Strong acids
A strong acid completely dissociates in water to form H+ ions. Common strong acids include hydrochloric acid (HCl), sulphuric acid (H2SO4) and nitric acid (HNO3).
\(HCl_{(aq)} ⟶ H^+_{(aq)} + Cl^-_{(aq)} \)
Calculating pH of strong acids
Because a strong acid completely dissociates, calculating the pH if you know its concentration is straightforward, since the molar ratio can be used to determine H+ concentration.
For example: Calculate the pH of 0.1 mol dm-3 hydrochloric acid.
The molar ratio of HCl to H+ is 1:1, so 0.1 mol dm-3 HCl also contains 0.1 mol dm-3 H+.
\(pH = - \log_{10}{[H^+]} \)
\(pH = - \log_{10}{0.1} \)
\(pH = 1 \)
Weak acids
A weak acid partially dissociates in water. Common weak acids include ethanoic acid (CH3COOH) and methanoic acid (HCOOH).

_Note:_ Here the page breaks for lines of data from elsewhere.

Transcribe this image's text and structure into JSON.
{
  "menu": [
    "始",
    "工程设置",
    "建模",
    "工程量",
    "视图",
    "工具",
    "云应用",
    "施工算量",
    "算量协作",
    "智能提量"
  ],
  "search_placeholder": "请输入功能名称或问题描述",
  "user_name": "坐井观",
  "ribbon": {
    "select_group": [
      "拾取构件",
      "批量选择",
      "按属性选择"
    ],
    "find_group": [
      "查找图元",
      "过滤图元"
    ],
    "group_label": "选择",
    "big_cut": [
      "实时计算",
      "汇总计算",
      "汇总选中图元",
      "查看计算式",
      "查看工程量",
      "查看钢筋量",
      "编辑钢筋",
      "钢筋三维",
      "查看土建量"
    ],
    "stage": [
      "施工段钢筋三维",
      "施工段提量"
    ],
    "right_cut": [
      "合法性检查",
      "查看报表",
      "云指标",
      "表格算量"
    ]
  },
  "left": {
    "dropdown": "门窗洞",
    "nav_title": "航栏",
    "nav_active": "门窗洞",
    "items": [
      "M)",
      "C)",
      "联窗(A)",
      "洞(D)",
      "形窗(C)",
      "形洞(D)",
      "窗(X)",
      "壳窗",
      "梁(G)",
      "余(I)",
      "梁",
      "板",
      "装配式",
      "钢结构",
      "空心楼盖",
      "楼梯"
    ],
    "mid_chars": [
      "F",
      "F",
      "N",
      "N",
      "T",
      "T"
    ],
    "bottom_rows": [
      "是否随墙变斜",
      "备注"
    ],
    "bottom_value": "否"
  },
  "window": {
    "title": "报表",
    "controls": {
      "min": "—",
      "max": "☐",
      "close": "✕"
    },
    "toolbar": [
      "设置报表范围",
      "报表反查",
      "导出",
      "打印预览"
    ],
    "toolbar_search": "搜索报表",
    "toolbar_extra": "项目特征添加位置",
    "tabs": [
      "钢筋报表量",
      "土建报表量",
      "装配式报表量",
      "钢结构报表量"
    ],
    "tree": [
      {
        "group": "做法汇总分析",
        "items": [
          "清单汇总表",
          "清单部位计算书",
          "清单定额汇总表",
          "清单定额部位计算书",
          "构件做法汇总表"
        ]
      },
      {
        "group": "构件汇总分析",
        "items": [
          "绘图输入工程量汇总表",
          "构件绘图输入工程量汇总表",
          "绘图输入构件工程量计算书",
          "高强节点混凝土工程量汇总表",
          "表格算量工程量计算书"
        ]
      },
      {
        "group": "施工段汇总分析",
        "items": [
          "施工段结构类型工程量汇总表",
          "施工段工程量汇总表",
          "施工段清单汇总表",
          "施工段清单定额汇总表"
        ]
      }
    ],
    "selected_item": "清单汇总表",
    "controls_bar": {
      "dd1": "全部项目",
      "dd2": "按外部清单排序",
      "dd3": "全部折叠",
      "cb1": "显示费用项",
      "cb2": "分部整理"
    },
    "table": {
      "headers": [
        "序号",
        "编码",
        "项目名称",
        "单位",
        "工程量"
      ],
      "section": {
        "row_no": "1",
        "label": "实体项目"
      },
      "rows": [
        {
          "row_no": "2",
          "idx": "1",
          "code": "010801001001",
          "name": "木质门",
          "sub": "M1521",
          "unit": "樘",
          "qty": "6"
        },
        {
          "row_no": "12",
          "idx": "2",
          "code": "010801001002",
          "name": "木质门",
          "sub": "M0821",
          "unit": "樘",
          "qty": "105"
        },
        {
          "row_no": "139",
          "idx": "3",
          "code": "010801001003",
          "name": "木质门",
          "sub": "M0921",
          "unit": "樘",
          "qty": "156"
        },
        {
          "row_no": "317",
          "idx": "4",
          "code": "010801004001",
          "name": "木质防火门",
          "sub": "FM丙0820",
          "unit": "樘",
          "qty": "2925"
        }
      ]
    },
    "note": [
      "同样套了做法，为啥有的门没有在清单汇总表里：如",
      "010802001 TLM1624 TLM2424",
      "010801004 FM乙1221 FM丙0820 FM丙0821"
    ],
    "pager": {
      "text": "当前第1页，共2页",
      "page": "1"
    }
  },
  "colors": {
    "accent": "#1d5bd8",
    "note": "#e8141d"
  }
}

The dissociation of a weak acid (HA) can be expressed as an equilibrium. Only a minority of HA have dissociated into H+ and A-, with the majority remaining as HA molecules.
\(HA_{(aq)} ⇌ H^+_{(aq)} + A^-_{(aq)} \)
The position of equilibrium varies from one weak acid to another. The further to the left (HA) it lies, the weaker the acid is. This is because fewer H+ is dissociated.
The position of equilibrium (and therefore the strength of the weak acid) can be expressed by writing an equilibrium constant for the reaction. The equilibrium constant for the dissociation of a weak acid is known as the acid dissociation constant, Ka.
\(K_a = \dfrac{[H^+][A^-]}{[HA]} \)
The smaller the value of Ka, the weaker the acid. For example, the Ka of ethanoic acid is 1.7 x 10-5 mol dm-3.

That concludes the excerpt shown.